Além disso, o ministro da Suprema Corte determinou que a Polícia Federal apresentasse, em um prazo de dez dias, o conteúdo integral das mensagens apreendidas na Operação Spoofing, que trata de diálogos entre os procuradores da Lava Jato e o ex-juiz Sergio Moro. Toffoli considerou “estarrecedora” a constatação de que houve conluio entre a acusação e o magistrado.
Outra decisão importante de Toffoli foi a determinação de que a Advocacia Geral da União (AGU) investigasse, de forma urgente, a conduta dos agentes públicos envolvidos na Operação Lava Jato, considerando a gravidade da situação. A AGU afirmou que cumprirá a ordem e, após a apuração, poderá cobrar dos agentes públicos o ressarcimento à União das indenizações pagas.
Dias Toffoli foi além ao afirmar que, diante da gravidade da situação, poderíamos concluir que a prisão do ex-presidente Lula foi um dos maiores erros judiciários da história do país. Segundo ele, essa prisão foi uma armação e fazia parte de um projeto de poder de determinados agentes públicos, que buscavam conquistar o Estado por meios aparentemente legais, mas ilegais em sua essência.

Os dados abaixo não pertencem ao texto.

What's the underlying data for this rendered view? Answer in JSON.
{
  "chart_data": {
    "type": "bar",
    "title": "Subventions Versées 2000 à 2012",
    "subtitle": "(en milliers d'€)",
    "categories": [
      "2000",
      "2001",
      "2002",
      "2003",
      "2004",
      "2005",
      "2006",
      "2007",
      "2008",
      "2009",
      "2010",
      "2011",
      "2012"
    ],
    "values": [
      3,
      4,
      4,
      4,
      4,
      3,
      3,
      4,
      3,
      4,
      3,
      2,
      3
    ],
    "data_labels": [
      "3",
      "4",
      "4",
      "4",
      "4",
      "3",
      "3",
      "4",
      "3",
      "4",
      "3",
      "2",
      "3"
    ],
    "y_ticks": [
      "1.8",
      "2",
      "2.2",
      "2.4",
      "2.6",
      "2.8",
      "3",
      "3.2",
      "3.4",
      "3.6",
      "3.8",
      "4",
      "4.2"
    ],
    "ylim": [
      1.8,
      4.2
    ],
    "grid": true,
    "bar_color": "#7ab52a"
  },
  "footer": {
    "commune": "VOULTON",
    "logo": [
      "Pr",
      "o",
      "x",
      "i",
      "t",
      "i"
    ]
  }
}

Essa decisão do ministro Toffoli tem gerado polêmica e repercussão, tanto no meio jurídico quanto na opinião pública. A Lava Jato, que se tornou um símbolo do combate à corrupção no Brasil, agora vê seus principais atos sendo colocados em xeque. Resta aguardar os desdobramentos e as consequências dessa decisão do STF.